From practically the very first page, William King throws the reader straight into the last days of Aenarion’s rule; a time of swords, blood and the very real possibility that the world will end in fire. Once you’ve managed to surface from the frantic pace of battle (and you really are dropped in the middle of it) what you get is a great way to start any book. The pace flows like quicksilver and you’ve got to run to catch up. Bang! Before you know it you’ve been drawn into what looks to be one massive adrenaline rush of a book. The enemies are truly monstrous but the heroes are big enough to make a stand that will echo down the ages. Even if you don’t know your Warhammer history you’ll be left in no doubt that you’re witnessing something momentous.

And then it all comes crashing to a juddering halt.

Don’t get me wrong, any book has to introduce its main characters and let the reader know what they’re all about. It’s just that, after such a rip roaring start to the book, to have things slow down that quickly makes the flow of the entire book choppy to say the least. And how many times do we really need to know that Tyrion and Teclis are something special? Really?  I don’t know about you but I only need telling the once, maybe twice if something huge happens. By telling us so often, King doesn’t leave himself much room (if any) to actually show us who these characters are right at the start. To be fair, this is addressed in the later stages and I not only got right into the heads of Tyrion and Teclis but I also got a real feel for their relationship and what they meant to each other. I just couldn’t help but feel that this had all been approached the wrong way round. Tell us who the characters are first, then show us what makes them so special.
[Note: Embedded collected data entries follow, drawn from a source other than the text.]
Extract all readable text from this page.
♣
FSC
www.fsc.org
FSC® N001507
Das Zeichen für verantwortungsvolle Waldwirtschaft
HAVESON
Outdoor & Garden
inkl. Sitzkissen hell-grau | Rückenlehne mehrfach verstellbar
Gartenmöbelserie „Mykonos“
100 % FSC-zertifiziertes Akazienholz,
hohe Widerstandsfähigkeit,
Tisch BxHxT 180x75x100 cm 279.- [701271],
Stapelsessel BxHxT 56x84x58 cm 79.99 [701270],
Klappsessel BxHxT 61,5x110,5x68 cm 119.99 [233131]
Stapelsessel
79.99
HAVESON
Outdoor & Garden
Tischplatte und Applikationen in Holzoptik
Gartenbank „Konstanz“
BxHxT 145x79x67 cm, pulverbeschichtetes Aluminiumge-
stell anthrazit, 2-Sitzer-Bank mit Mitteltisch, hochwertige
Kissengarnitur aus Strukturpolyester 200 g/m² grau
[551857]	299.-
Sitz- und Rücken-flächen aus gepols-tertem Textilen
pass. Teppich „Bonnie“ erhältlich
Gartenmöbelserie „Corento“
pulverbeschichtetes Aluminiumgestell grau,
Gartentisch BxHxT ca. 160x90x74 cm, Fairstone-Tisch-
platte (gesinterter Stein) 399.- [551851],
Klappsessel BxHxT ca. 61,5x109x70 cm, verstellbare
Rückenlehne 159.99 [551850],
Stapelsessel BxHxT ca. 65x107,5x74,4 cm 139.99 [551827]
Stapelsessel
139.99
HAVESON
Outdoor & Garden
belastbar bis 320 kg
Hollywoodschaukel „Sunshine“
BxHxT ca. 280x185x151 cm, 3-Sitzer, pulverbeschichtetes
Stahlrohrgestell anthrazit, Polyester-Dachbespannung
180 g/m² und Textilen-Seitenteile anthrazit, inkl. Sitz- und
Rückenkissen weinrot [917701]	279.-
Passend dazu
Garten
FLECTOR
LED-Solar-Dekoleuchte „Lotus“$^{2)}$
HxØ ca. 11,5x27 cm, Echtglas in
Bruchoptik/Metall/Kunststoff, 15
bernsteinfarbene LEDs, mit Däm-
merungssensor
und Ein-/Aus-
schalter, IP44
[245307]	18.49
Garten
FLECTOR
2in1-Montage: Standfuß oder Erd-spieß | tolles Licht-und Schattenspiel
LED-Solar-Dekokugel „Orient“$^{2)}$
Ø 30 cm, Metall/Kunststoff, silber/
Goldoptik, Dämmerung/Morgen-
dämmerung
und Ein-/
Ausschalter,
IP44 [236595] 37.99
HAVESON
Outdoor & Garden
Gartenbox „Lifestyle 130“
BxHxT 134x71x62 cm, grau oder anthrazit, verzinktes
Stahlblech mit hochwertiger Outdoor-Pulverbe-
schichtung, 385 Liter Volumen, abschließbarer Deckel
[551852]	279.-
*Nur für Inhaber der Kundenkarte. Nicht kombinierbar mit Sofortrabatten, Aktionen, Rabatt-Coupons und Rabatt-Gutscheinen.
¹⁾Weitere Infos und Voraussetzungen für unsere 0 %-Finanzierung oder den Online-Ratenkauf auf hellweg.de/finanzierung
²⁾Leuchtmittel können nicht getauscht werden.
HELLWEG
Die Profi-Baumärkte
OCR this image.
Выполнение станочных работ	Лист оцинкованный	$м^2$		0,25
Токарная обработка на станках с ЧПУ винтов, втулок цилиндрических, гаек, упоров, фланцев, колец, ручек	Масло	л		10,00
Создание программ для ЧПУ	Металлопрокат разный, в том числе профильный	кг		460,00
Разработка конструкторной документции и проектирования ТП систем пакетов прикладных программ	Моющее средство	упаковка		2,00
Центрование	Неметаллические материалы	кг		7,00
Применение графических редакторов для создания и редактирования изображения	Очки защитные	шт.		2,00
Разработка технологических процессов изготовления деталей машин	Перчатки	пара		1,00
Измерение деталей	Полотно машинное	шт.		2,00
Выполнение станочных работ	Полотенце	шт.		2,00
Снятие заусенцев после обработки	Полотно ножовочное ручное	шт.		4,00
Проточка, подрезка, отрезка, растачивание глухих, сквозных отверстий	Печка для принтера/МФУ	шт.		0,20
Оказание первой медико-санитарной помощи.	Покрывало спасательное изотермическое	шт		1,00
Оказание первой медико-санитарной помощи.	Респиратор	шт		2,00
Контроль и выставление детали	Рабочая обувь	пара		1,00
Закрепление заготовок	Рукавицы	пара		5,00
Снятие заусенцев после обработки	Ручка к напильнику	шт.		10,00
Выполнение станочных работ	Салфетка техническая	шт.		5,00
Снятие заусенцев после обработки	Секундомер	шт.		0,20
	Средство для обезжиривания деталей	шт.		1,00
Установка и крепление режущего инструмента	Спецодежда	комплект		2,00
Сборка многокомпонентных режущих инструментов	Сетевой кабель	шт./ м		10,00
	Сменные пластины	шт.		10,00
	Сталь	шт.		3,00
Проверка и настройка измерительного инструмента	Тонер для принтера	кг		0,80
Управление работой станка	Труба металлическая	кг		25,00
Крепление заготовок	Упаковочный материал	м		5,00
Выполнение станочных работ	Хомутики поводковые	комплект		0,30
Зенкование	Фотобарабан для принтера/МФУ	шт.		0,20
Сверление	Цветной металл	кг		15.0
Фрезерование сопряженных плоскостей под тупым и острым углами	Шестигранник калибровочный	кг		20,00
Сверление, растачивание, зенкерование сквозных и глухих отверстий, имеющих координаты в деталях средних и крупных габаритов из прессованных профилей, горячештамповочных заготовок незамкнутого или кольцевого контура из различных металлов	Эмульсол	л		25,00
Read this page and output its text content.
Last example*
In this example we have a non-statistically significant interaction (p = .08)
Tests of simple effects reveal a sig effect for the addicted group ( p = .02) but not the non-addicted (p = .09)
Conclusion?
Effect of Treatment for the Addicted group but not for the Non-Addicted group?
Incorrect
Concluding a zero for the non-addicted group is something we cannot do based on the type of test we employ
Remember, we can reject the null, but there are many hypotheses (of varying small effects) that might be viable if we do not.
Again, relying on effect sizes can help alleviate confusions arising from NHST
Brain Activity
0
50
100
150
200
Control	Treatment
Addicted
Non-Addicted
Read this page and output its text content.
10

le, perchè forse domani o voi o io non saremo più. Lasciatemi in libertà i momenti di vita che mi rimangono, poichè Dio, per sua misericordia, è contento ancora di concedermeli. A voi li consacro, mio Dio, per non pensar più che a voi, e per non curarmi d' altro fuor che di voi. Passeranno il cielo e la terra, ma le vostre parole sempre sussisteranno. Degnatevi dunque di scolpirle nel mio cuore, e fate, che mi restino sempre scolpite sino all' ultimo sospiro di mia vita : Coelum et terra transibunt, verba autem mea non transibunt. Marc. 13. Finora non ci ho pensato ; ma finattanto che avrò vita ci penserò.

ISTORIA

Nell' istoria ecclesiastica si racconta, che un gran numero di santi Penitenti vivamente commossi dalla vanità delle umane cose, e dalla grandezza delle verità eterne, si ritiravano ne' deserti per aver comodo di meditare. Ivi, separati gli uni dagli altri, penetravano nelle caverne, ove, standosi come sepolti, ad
Luckily for us though, all the other aspects of ‘Blood of Aenarion’ are bang on the money. Once the twins reach the city of Lothern then the game is well and truly on and King delivered as far as I was concerned.
Where King really got it right for me was his creation of a scenario where Tyrion and Teclis are possibly in danger whichever way they turn. You’ve got a daemon tearing up the countryside (escalating the tension of the book with each new conquest) and the brooding menace of the Witch King promising dark events to come in the future. If this wasn’t enough, the city that Tyrion and Teclis should be safe in is full of intrigue and ready to take advantage. This makes for some deliciously uncertain passages where a mere double-cross is considered passé; we’re talking real intrigue here.

King signs things off with a battle sequence that’s in keeping with how he kicked the novel off. I had an idea how things had to turn out but all credit to King that I couldn’t take my eyes off the page in the meantime, especially for the explosive finale.

‘Blood of Aenarion’ isn’t without its issues but rises above these, as the plot progresses, to become a gripping read that has you on your guard as well as the main characters. I’ve got high hopes for this series and I’ve got every faith that William King will deliver.